Source : Murray, A. H. « Dance of the Kutcha-Kutchi », Arctic Searching Expedition: A Journal of a Boat-Voyage through Rupert’s Land and the Arctic Sea, in Search of the Discovery Ships under Command of Sir John Franklin. Richardson, J. 1851. Londres. Longman, Browne, Green, and Longmans.

Les occasions spéciales étaient soulignées par des chansons. Ces dernières étaient souvent accompagnées de tambours et de danses. Les chants et les danses sont des façons de raconter des histoires, une tradition importante chez les peuples autochtones du Yukon. Un bon conteur était très respecté, car c’est par ses histoires que les gens transmettaient les connaissances historiques et importantes.  

L’hiver était le meilleur moment pour raconter des histoires. Les familles s’asseyaient ensemble autour du feu et se relayaient pour raconter des histoires. Les aînés passaient en premier, car ils connaissaient le mieux l’histoire de leur peuple et pouvaient raconter beaucoup de choses du passé.  

Les aînés étaient très respectés au sein des peuples autochtones.
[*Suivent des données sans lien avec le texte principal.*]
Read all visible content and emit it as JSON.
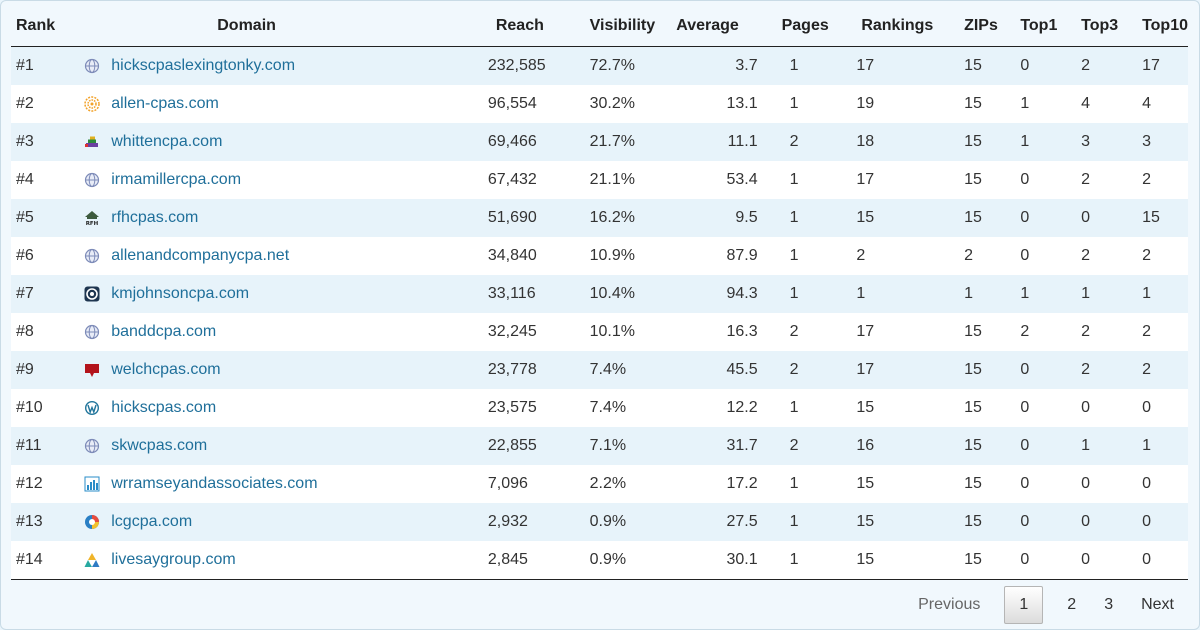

C’est eux qui avaient le plus d’expérience et qui connaissaient le mieux la terre, les gens et les animaux. Les aînés faisaient le pont entre le passé et le présent, transmettant les connaissances traditionnelles et les histoires des temps anciens. On pensait également que les personnes âgées étaient plus proches du monde des esprits et qu’elles avaient un pouvoir spirituel accru. 

Les Premières Nations du Yukon étaient très spirituelles. Elles croyaient qu’il existait de nombreuses puissances spirituelles dans l’univers, et que ces puissances pouvaient s’incarner dans n’importe quoi : montagnes, lacs, animaux, flèches, etc. Il était important de vivre en harmonie avec ces puissances spirituelles, car si on les mettait en colère, il pouvait survenir des malheurs.

 
 
Beaucoup d’endroits ont reçu un nom désignant les ressources qu’on pouvait y trouver. Par exemple, la rivière Klondike s’appelait Tr’ondëk, un mot hän qui désigne un type de pierre utilisé pour installer les filets de pêche. Le nom de la rivière indiquait aux gens qu’on pouvait y trouver du poisson.